From search and rescue efforts to recovery, flood conditions are dangerous for first responders. The Austin Police Dive team  explains the process to FOX 7, giving us a glimpse of what they face underwater. 

The search underwater, is much different than the search above.

"It's pretty much going down there and closing your eyes and feeling around. Just kind of blindly feeling around because at Lady Bird Lake, visibility is usually a couple feet at best. Most times you get down there for a search and you're kicking up all that stuff on the bottom and visibility goes to zero, like that," says Sgt. Jeff Crawford, APD Dive Team.

Austin Fire Dive Team and EMS typically do the search and rescue phase but when it transitions into search and recovery, other dive teams are called in.

It can be quite an extensive process. Most of their dives are 25 to 30 feet deep.

"He will run the line out and he'll hold it so it doesn't extend out any further. Then they sit there and just completely go around in a circle and do a circle pattern. When they go the full 360 degrees, he'll let out another arms length," says Sgt. Crawford.

They continue circle patterns until the entire area is searched by hand.

APD's Dive Team was called out Monday night after a woman drowned near Barton Springs Pool. They were there to assist the Austin Fire Dive Team in recovering her body.

"The hardest part was trying to locate her in the first place because with the flow and the current the way it was the other night, it was very difficult to even see in there. It was basically like white water rapids," says Sgt. Crawford.
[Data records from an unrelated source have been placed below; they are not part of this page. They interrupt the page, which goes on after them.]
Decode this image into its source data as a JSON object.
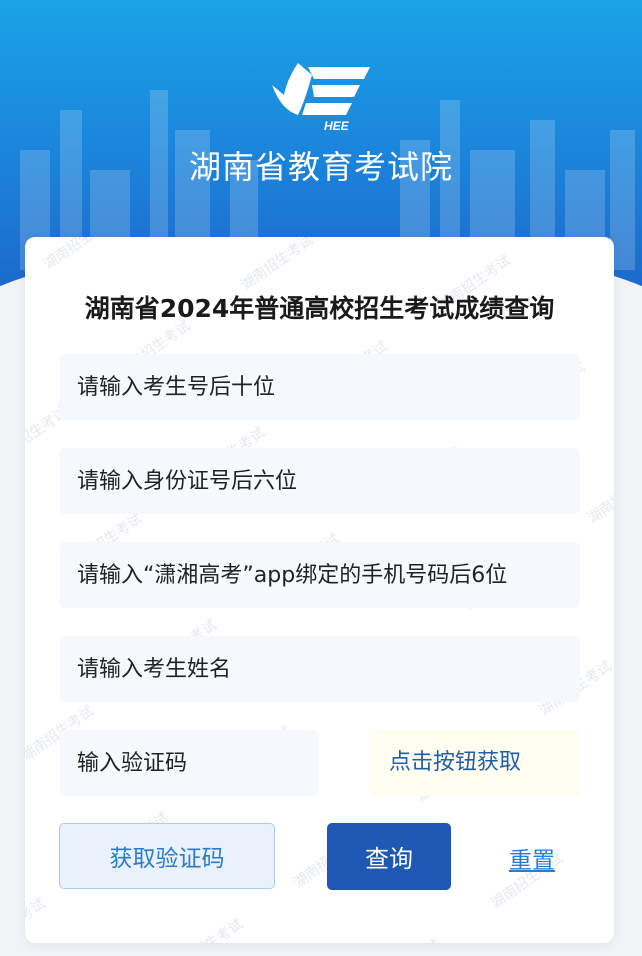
{
  "header": {
    "logo_text": "HEE",
    "org_name": "湖南省教育考试院"
  },
  "form": {
    "title": "湖南省2024年普通高校招生考试成绩查询",
    "watermark_text": "湖南招生考试",
    "exam_no_placeholder": "请输入考生号后十位",
    "id_card_placeholder": "请输入身份证号后六位",
    "phone_placeholder": "请输入“潇湘高考”app绑定的手机号码后6位",
    "name_placeholder": "请输入考生姓名",
    "captcha_placeholder": "输入验证码",
    "captcha_hint": "点击按钮获取",
    "get_captcha_label": "获取验证码",
    "query_label": "查询",
    "reset_label": "重置"
  },
  "colors": {
    "header_top": "#1aa3e6",
    "header_bottom": "#1d63c8",
    "primary_button": "#1f57b5",
    "link": "#2b7bd0",
    "field_bg": "#f5f8fd",
    "hint_bg": "#fffdef"
  }
}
Then Tuesday afternoon a submerged truck was recovered from a pond near the intersection of SH 130 and Hwy 812, close to where a man's body was found on Sunday. APD's Dive Team was there as back up for the Travis County Sheriff's Dive Team, making sure they had all the equipment they needed to pull the truck up.

It wasn't easy.

"It's not like a nice, sterile swimming pool where everything is nice and smooth and you feel around quite easily. There's all sorts of tree branches and rocks. Everything you can imagine that's kind of on the side of the road after a big rain storm, all that is kind of washed in there," says Sgt. Crawford.

First responders ask that you take their warnings seriously because it's not just your life you're putting at risk.

"Like concrete slabs along some of the different areas of Lady Bird Lake. You can find yourself up under these little ledges and all of a sudden you're feeling up and you're under something. It can be quite unnerving," says Sgt. Crawford.

But they get great satisfaction knowing their job is at least bringing some closure to the victim's family.

"It's an important job but not the most pleasant one," says Sgt. Crawford.

APD Dive Team says they are always on call for emergency situations. They have up to 12 divers on their team ready to respond.